You mean where I hit the kid? No. Definitely not.
When you were arguing and yelling back and forth.
That was an incredibly hard scene to film for Steven. It’s a really painful memory for him, for [his mother], and for his portrayal... It’s a difficult scene for him and for the memory of her that he is trying to honor with this film. To make a movie that honors your parents and doesn’t expose them in a light that you don’t want them seen in, that’s a really delicate balance.
What did playing Mitzi teach you about motherhood?
To laugh as often as possible.
One thing The Fablemans does really well is showing how when you watch your children grow up, they’re also watching you back. What have you learned about yourself through your children’s eyes as a mom?
I learned more about how to love myself. I have said before that when I had my daughter, I knew how much I would love her and I never imagined what her love for me would feel like in return.
Mitzi has some things in common with another one of your recent roles, Gwen Verdon in Fosse/Verdon. She’s also a very gifted artist who’s trying to live a self-actualized life at a time when that’s not really available to women. Are you drawn to these types of roles, which center on this kind of domestic distress?
I don’t know if it’s really even distress so much as an incredibly interesting puzzle to assemble with people around a family table. We are liberated to work outside of the home, but we aren’t liberated from our attachments to our children. And so, how can we try to exist in both worlds and also have something that’s private and ours completely? It interests me. I love it when other people share their experiences of how they’ve made that work, and so I’m always grateful for a little bit of learning in how to find that balance.

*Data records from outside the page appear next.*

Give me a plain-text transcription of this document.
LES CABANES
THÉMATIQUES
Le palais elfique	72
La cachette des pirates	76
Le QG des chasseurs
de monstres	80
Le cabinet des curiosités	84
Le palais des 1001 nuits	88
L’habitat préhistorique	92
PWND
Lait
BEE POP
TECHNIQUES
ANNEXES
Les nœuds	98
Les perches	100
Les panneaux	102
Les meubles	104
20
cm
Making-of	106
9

You’ve also played so many women who have struggled in marriage. What has that taught you about marriage?
It’s such a person-to-person relationship. It’s all about who you’re in the relationship with. My learning about marriage is really just something that happens between me and my husband, because it’s so much how two energies bounce off of each other, I think.
Mitzi says at one point that “movies are dreams that you never forget.” What does that mean to you?

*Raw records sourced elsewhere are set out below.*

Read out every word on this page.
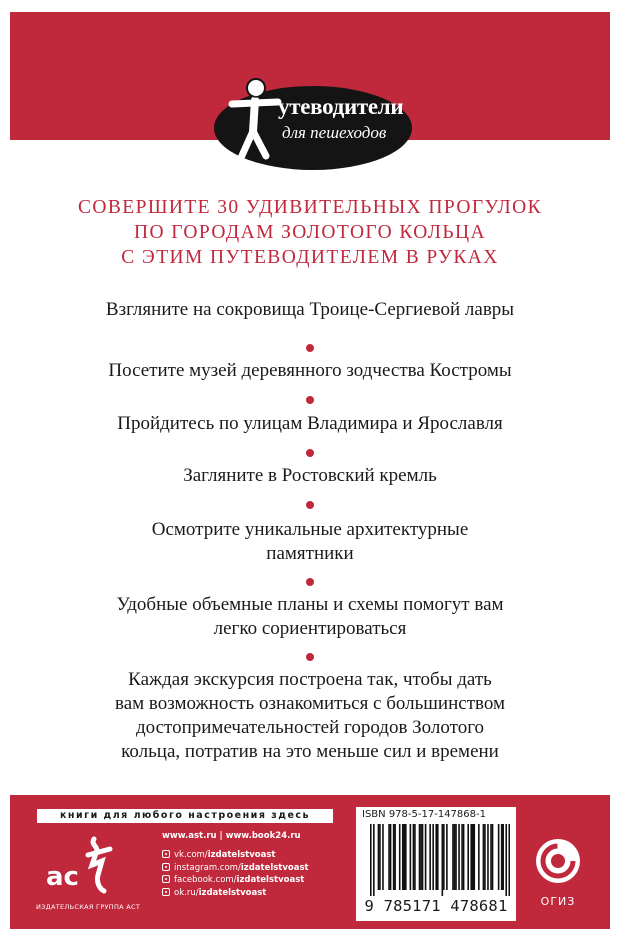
утеводители
для пешеходов
СОВЕРШИТЕ 30 УДИВИТЕЛЬНЫХ ПРОГУЛОК
ПО ГОРОДАМ ЗОЛОТОГО КОЛЬЦА
С ЭТИМ ПУТЕВОДИТЕЛЕМ В РУКАХ
Взгляните на сокровища Троице-Сергиевой лавры
Посетите музей деревянного зодчества Костромы
Пройдитесь по улицам Владимира и Ярославля
Загляните в Ростовский кремль
Осмотрите уникальные архитектурные
памятники
Удобные объемные планы и схемы помогут вам
легко сориентироваться
Каждая экскурсия построена так, чтобы дать
вам возможность ознакомиться с большинством
достопримечательностей городов Золотого
кольца, потратив на это меньше сил и времени
книги для любого настроения здесь
ас
ИЗДАТЕЛЬСКАЯ ГРУППА АСТ
www.ast.ru | www.book24.ru
vk.com/izdatelstvoast
instagram.com/izdatelstvoast
facebook.com/izdatelstvoast
ok.ru/izdatelstvoast
ISBN 978-5-17-147868-1
9 785171 478681	ОГИЗ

The first thing that I think of is seeing Empire of the Sun when I was a little bit too young for it. Especially what we see in childhood, there’s fruit later in our lives, because we’re forming and formative, so what passes through a child at that age, I love to pay attention to it. I love having children because I love thinking about what I can infuse their childhoods and their experiences with that will turn into their memories.
This interview has been edited and condensed for clarity.